E-learning concepts - Table of Content
When you have completed this session, you should be able to• Describe the differences between e-learning 1.0 and e-learning 2.0,
• compare functionality of Moodle with a requirements definition for an e-learning system.
Computer Based Training (CBT ) is not a new idea. In 1967 – more than 40 years ago – the US Computing Report magazine  reported that astronauts who participated in Apollo mission practiced first on simulators before undertaking the task they had to accomplish in reality. In the 60s computer controlled simulator programs were also used to train civil and air force pilots.
Even in those days, teachers were worried about students spending too much time in front of the computers. Anthony Oettinger, Professor of Harvard University, expressed his thoughts in 1967 as “They are not afraid of computers at all. All the more the problem is, rather, how to save them from becoming hostages of the computer.”
The widespread use of Internet and the improvements of multimedia systems have made educational applications more dynamic. By early 90s CBT migrated into today’s e-learning. In 2004 e-learning 2.0 became a major focus and nowadays there is even mention of e-learning 3.0.
According to the most widely used definition e-learning is an educational form that uses the tools of information and communication technology (ICT) for improving the efficiency of education and training.
The table below describes the most important stages of e-learning development.
As with computer generations, timing definitions are approximate. However the demarcation line between e-learning 1.0 and e-learning 2.0 is unusually clear. In e-learning 1.0 system students read, listen and adopt. They have limited options for interactivity, except in the area of simulations, or multiuser games. In the era of e-learning 2.0 there are innumerable tools to generate interactivity, for exchanging and sharing knowledge through the internet. Self-organized learning communities are also now rapidly developing, where there is a blurring of the difference between ‘teachers’ and ‘students’.
The golden age of e-learning systems (the LMS and LCMS type systems) lasted from the early 90s until the Web 2.0 tools started to appear. Many people predict that the age of strictly teacher centric ‘virtual schools’ may be over. In fact more and more educational institutions now create their own e-learning systems. Moodle is a good example of this type of framework being used, with more than 47,000 validated sites in more than 208 countries (moodle.org/stats/) in 2010. While in the 90s development tended to represent a huge amount of capital finance for institutions, in the era of 2.0 capital cost-free solutions are becoming commonplace.
It appears that many institutions are adopting systems which tend to incorporate e-learning 2.0 systems.
The characteristics that an e-learning 2.0 system exhibit are as follows:
1. Learning environments should not create a closed ‘isolated system’. They should be open to, and interoperable with, other systems and solutions.
2. Teachers and students should cooperate in the development of the environment. Students should have the option to integrate external tools used by them. Teachers and students should work on the same platform with the same tools. Students should get the opportunity to create and share new lessons.

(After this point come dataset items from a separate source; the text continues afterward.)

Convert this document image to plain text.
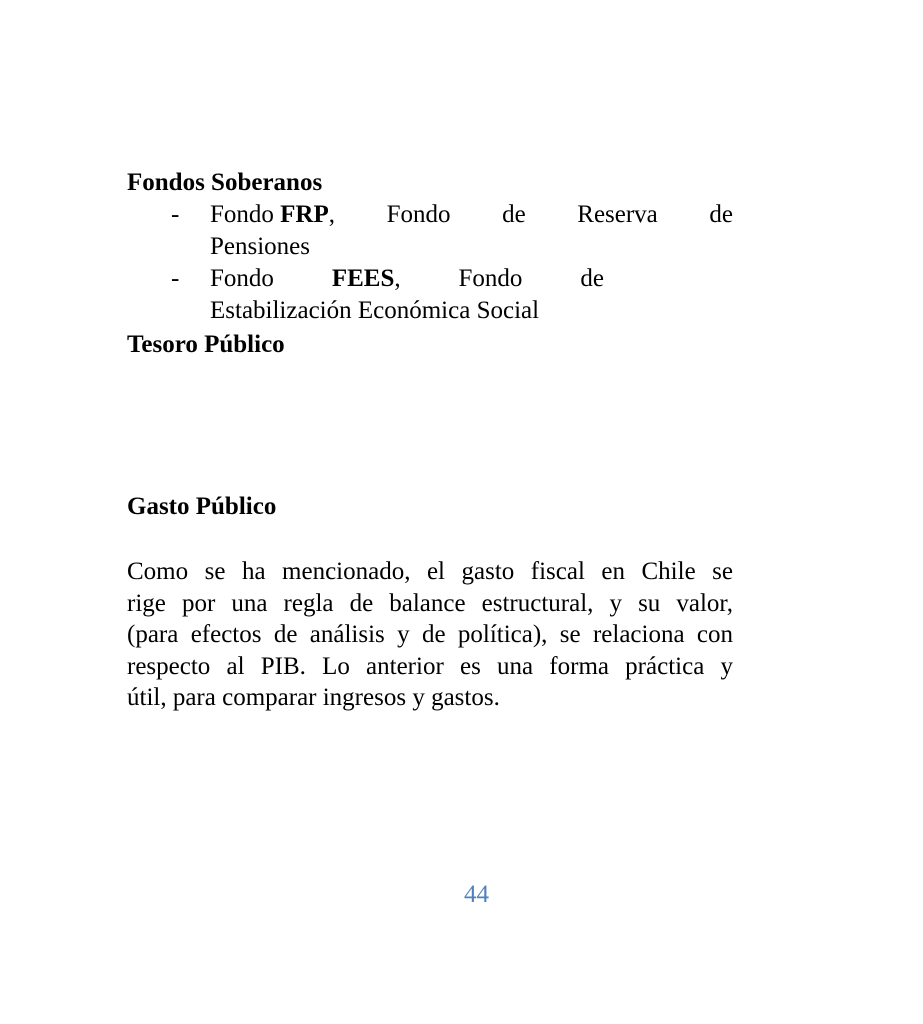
Fondos Soberanos
- Fondo FRP, Fondo de Reserva de
Pensiones
- Fondo FEES, Fondo de
Estabilización Económica Social
Tesoro Público
Gasto Público
Como se ha mencionado, el gasto fiscal en Chile se
rige por una regla de balance estructural, y su valor,
(para efectos de análisis y de política), se relaciona con
respecto al PIB. Lo anterior es una forma práctica y
útil, para comparar ingresos y gastos.
44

3. Participants should be able to tag their own contents freely. They should be able to develop their own taxonomy reflecting those parts of lessons which interest them most.
4. Learning environments should support participative activity in a user-friendly manner.
5. Learning environments should support developing communities, and should provide options for participants to get to know each other.
6. Teachers should be present in the learning environment. In addition to creating study materials they should emphasize organizing conversations and exchanging experiences
Tracking, evaluations, feed back:
7. Teachers/Administrators should have the functionality to track the learning of individual participants.
8. Teachers/Administrators should provide options for feed back.
9. e-Learning systems should provide functionality participants to reflect on their learning.
10. Learners should have the option to express their opinions about the content offered.
1. Based on your experience in the Tenegen learning environment, write a report in your learning diary, on how well this environment meets the requirements listed above for eLearning 2.0.
2. Find an online resource on the web which could help other students in their learning. Write your suggestion into your learning diary!
1. Frederic G. Withington: The Real Computer: Its Influence, Uses and Effects, Addison-Wesley Publishing Company, 1969)
2. Ingo Blees and Marc Rittberger: Web 2.0 Learning Environment: Concept, Implementation, Evaluation, German Institute for International Educational Research (eLearning Papers • www.elearningpapers.eu • 1 Nº 15 • June 2009 • ISSN 1887-1542)
3. Bryan Holmes, John Gardner: E-learning - Concept and Practice,SAGE Publications, London, Thousand Oaks, New Delhi, 2006.